Mit Bescheid vom 2. Dezember 1999 wies das Bundesasylamt den Asylantrag der Beschwerdeführerin gemäß § 6 Z 2 Asylgesetz als offensichtlich unbegründet ab und erklärte ihre Zurückweisung, Zurückschiebung oder Abschiebung nach Nigeria gemäß § 8 Asylgesetz für zulässig. Begründend wurde im Wesentlichen ausgeführt, dass an der Glaubwürdigkeit des Vorbringens der Beschwerdeführerin erhebliche Zweifel bestünden. Auch wenn tatsächlich eine Verfolgung durch eine Geheimgesellschaft, selbst mit magischen Praktiken, vorliegen sollte, so würde dies keinen asylrechtlich relevanten Sachverhalt darstellen. Außerdem sei davon auszugehen, dass die Beschwerdeführerin im Falle der Verfolgung durch eine derartige Geheimgesellschaft die Möglichkeit gehabt hätte, durch Verlegung ihres Wohnsitzes in Nigeria einer potenziellen Gefahr aus dem Weg zu gehen. Eine Gefahr, die lediglich von Privatpersonen - und sei es auch in Form einer geheimen Gesellschaft oder des Vaters - ausgehe, könne nicht unter die Bestimmungen der Genfer Flüchtlingskonvention subsumiert werden. Übergriffe auf Grund der religiösen oder politischen Überzeugung des Täters seien nicht anders zu beurteilen als solche gewöhnlicher krimineller Einzeltäter bzw. krimineller Organisationen. Hinweise dafür, dass der Beschwerdeführerin staatlicherseits der notwendige Schutz versagt worden sei oder versagt werden könnte, lägen nicht vor. Die Identität der Beschwerdeführerin stehe nicht fest. Die Glaubhaftmachung einer konkreten Gefährdungssituation im Sinne des § 8 Asylgesetz setze jedoch das Feststehen der Identität voraus. Die Beschwerdeführerin habe nicht glaubhaft machen können, dass ihr in ihrer Heimat unmenschliche Behandlung, unmenschliche Strafe oder die Todesstrafe drohen würde.

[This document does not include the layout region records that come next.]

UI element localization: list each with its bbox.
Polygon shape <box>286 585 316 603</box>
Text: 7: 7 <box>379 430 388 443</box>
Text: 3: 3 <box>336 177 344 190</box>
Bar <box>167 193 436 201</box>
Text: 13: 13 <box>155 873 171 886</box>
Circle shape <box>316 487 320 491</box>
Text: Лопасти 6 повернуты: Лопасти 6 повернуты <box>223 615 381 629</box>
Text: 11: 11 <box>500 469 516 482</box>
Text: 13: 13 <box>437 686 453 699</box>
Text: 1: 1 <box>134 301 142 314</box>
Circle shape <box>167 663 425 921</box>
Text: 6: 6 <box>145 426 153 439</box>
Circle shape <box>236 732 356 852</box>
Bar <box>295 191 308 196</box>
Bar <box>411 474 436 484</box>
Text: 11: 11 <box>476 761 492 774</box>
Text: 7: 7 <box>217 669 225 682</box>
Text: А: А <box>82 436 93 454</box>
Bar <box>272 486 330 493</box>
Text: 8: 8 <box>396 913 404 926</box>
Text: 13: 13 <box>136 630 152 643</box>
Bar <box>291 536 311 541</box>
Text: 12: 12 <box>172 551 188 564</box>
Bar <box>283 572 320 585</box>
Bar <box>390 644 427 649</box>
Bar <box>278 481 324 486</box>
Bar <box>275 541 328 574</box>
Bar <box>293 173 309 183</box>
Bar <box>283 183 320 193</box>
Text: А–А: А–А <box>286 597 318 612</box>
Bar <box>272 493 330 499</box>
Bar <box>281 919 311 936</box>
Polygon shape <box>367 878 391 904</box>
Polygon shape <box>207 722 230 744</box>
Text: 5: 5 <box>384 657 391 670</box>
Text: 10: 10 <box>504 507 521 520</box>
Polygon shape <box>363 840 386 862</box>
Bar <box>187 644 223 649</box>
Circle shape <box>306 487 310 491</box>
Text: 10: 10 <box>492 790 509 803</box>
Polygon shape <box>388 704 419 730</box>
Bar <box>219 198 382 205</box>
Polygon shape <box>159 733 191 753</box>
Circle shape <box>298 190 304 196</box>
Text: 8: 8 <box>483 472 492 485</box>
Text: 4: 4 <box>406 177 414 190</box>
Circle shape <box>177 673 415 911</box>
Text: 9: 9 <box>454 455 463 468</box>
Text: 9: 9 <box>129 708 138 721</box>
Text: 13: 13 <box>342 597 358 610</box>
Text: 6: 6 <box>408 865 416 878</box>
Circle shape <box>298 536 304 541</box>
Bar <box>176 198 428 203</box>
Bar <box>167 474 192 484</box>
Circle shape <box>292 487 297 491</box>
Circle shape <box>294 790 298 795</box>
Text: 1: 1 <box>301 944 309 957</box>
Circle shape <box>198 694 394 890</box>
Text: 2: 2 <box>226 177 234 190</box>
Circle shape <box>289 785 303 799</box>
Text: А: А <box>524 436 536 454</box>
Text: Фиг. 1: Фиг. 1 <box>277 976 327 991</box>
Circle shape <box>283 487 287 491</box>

In ihrer Berufung gegen diesen Bescheid führte die Beschwerdeführerin aus, dass sie ihre Heimat auf Grund wohl begründeter Furcht verlassen habe und ihr bei einer Rückkehr Verfolgung, unmenschliche Behandlung oder die Todesstrafe drohen würde. Sie halte ihre Aussagen aus ihrer Einvernahme aufrecht und bemerke darüber hinaus, dass man ihr bei ihrer Festhaltung gesagt habe, sie sei als rituelles Opfer auserkoren worden, weshalb man sie töten müsse. Eine ihr unbekannte Person habe sie aus Mitleid befreit. Sie habe nach ihrer Flucht in ihrem Heimatland keine Existenzgrundlage mehr, fühle sich dort nicht mehr sicher, habe ständig Angst und könnte von den staatlichen Behörden keine Hilfe erwarten. Die Feststellungen der erstinstanzlichen Behörde hinsichtlich der allgemeinen Situation in Nigeria seien unzureichend. Die Behörde wäre bei ausreichender Feststellung der allgemeinen Situation wahrscheinlich zu einem anderen Ergebnis gekommen.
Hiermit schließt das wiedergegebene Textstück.